「温故創新」211016 N911 伊波喜一

懐かしい 記憶とともに 蘇える 心動かす 匂いの力     

 日中の陽射しは強いが、秋らしい好天が続いている。これから、どんどん空気が乾燥してくる。寝冷えしないように、気をつけたい。 

 新型コロナウイルス感染症の症状の1つに、嗅覚異常がある。普段はあまり気に留めないが、匂いの与える影響は大きい。

 例えば、風邪を引いたときに鼻が詰まると、匂いが分からなくなる。匂いに鈍感になると、周りの変化に疎くなる。

 また晴れた日に小径を歩くと、木々の匂いや草花の香りを感じて、その匂いに癒される。このように匂いの有る無しは、生活の1コマ1コマを印象づける。

 五感の中で、嗅覚には他の感覚器にはない特徴がある。それは認識された情報が視床下部を経由せず、記憶を司る大脳辺縁系に直接送られることだ。

 大脳辺縁系は本能や情緒と深く関わっている。そのため、嗅覚情報はある日ある時の状況を、鮮明に描くことが出来る。

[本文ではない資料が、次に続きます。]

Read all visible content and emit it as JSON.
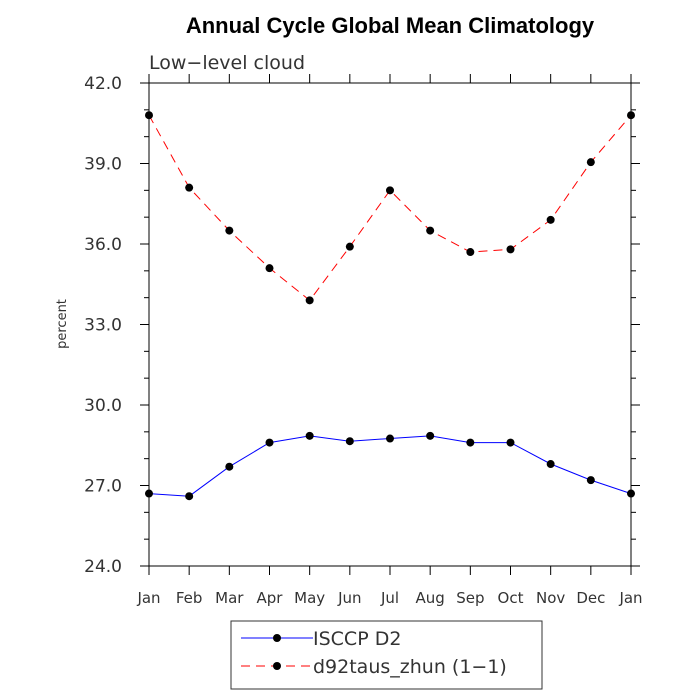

 ある匂いを嗅ぐと、突如その時の記憶がよみがえり、郷愁を覚えるのはそのためである。 

 今、日本はどこもきれいになった。クサい匂いも消えつつある。しかし、生活には須らく匂いがともなう。もし全てが単一化された匂いになってしまったなら、不自然である。

 それこそ、何か偏っているのではないだろうか。